Akibat dari peristiwa itu pula, ia dan juga saudara-saudaranya yang lain menunggak uang sekolah berbulan-bulan, hingga akhirnya pihak sekolah mengeluarkan mereka atau akhirnya mereka sendiri yang memilih untuk keluar dari sekolah, kemudian bekerja serabutan apa saja untuk mempertahankan hidup. Dari menjual es mambo berkeliling atau menjadi tukang cuci pakaian tetangga.
Beranjak dewasa, karena ia ingin kehidupan yang lebih baik, ia terpaksa bekerja di sebuah kelab malam karena tidak memiliki keterampilan apalagi ijazah SMA. Karena bekerja di kelab malam itu juga dirasakan masih belum mencukupi, ia pun memenuhi panggilan di luar jam kelab malam, hingga ia nyaris menjadi pelacur profesional, kalau saja ia tidak diambil sebagai istri muda oleh suaminya sekarang.

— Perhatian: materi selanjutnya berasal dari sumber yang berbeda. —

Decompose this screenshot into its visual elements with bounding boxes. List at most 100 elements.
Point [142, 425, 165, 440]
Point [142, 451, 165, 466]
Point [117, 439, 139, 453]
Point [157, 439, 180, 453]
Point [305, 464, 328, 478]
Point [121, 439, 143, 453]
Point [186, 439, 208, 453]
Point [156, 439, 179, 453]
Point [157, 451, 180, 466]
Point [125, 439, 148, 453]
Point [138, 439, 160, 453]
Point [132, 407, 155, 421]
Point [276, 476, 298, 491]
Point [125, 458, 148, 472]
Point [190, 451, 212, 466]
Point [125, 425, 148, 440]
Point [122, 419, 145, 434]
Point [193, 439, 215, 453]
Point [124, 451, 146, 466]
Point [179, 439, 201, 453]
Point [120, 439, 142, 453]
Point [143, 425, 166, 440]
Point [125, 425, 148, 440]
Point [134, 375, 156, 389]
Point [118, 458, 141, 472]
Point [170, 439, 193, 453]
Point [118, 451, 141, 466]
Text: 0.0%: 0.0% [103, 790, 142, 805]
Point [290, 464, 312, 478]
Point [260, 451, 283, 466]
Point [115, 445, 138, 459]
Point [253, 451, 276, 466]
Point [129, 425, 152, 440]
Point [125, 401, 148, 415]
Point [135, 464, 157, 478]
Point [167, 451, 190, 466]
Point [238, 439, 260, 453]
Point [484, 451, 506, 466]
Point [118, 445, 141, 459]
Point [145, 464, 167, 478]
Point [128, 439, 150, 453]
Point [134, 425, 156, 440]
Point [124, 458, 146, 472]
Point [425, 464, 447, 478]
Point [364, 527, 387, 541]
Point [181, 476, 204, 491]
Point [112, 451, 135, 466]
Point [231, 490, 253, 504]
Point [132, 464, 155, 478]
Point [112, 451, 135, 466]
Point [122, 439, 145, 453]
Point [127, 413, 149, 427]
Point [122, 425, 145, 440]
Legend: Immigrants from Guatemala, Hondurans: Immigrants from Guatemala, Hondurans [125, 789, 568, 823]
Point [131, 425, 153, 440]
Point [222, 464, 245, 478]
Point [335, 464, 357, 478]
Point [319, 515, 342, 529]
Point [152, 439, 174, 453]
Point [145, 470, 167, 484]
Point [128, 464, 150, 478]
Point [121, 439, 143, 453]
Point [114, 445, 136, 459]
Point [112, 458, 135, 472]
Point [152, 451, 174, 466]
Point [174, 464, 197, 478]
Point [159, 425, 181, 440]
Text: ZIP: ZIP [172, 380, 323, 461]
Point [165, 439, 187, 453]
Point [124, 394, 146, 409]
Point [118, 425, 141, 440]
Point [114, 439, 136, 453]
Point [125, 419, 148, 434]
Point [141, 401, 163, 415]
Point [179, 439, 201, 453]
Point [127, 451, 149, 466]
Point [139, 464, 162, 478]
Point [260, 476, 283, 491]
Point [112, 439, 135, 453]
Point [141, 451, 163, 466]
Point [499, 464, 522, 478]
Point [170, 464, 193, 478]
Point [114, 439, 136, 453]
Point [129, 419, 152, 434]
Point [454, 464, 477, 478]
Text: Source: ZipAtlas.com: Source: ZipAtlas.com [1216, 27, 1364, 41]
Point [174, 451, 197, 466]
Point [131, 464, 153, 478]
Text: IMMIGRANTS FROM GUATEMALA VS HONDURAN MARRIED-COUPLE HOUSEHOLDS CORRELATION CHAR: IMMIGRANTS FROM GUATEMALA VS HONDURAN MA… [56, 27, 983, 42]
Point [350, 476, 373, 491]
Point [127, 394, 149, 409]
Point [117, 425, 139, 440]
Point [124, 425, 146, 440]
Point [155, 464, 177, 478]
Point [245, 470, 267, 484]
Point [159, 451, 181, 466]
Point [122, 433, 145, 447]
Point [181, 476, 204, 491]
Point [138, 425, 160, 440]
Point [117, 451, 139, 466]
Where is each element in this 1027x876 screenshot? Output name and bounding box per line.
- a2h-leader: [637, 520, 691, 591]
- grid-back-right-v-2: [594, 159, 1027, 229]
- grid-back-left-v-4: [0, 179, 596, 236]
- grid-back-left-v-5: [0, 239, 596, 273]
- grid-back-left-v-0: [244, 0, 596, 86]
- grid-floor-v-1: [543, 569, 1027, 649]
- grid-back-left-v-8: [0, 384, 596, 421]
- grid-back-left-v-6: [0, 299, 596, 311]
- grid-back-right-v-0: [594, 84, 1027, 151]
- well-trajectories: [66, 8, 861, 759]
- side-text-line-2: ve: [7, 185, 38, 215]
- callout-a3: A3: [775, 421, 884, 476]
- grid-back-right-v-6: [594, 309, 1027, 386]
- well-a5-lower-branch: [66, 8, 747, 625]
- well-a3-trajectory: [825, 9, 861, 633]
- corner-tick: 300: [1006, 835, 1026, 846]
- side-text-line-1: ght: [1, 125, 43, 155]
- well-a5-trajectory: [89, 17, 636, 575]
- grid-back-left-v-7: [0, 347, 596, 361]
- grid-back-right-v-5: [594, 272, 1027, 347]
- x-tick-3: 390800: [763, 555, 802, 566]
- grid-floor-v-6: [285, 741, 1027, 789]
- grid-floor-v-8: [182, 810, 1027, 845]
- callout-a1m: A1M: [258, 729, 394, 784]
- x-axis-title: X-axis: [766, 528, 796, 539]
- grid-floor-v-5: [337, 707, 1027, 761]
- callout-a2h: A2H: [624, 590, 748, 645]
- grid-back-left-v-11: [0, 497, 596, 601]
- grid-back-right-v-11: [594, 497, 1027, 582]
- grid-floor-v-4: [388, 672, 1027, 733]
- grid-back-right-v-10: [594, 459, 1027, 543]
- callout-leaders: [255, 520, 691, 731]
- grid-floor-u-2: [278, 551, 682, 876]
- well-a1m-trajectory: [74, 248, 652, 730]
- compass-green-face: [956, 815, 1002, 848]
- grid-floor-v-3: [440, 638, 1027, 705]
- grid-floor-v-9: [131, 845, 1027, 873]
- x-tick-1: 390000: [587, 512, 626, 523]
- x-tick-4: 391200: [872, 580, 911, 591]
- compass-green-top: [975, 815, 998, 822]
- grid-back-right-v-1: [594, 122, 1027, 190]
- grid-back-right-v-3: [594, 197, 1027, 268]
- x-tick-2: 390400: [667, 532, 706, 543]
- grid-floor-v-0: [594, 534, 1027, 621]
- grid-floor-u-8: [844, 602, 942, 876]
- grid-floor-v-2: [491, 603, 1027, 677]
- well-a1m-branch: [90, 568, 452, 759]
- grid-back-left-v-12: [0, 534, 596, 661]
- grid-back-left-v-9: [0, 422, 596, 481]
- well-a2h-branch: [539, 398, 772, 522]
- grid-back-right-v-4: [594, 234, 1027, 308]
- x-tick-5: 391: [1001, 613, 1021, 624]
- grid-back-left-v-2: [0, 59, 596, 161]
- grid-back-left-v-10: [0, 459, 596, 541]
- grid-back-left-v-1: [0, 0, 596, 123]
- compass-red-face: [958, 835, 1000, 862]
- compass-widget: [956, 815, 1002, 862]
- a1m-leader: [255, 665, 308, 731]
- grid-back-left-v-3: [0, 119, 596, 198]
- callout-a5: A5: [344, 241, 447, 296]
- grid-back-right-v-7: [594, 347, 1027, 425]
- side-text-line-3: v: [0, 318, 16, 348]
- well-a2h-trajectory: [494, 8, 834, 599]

Suaminya kemudian membelikannya sebuah rumah yang cukup besar, hingga kemudian, bagian paviliunnya, ia sekat beberapa ruangan untuk dijadikan kamar kos. Dan ia sungguh merasa beruntung karena rumahnya dekat dengan sebuah kampus swasta sehingga kamar kosnya tidak pernah sepi. Apalagi ia memberikan kebebasan kepada anak-anak kosnya untuk keluar-masuk asal tidak sampai mengganggu penghuni kos lainnya. Ia juga sudah sangat berpengalaman menghadapi anak-anak kos yang nakal-nakal, hingga ia tahu juga bagaimana mengatasinya. Tetapi, baru kali ini ia mempunyai perhatian khusus terhadap anak kos yang kamarnya sedang diamatinya sekarang ini.
Padahal anak itu sangat pendiam atau jarang sekali berbicara. Kalaupun anak itu berbicara, bicaranya pun hanya seperlunya. Anak itu pun tidak juga banyak bergaul dengan anak-anak kos lainnya. Bahkan anak itu, boleh dikatakan, sering menutup diri dan lebih banyak membaca buku. Tetapi dibandingkan dengan anak-anak kos lainnya, anak kos yang kamarnya kosong ini selalu saja mempunyai jawaban untuk setiap persoalan yang sering ia ajukan pada anak itu. Bahkan sebaliknya setiap kali anak kos itu melontarkan sebuah pertanyaan padanya, pertanyaan itu sangat sulit dijawabnya, kecuali jika anak kos itu kemudian memberikan contoh-contoh kasus, baru ia dapat memahaminya.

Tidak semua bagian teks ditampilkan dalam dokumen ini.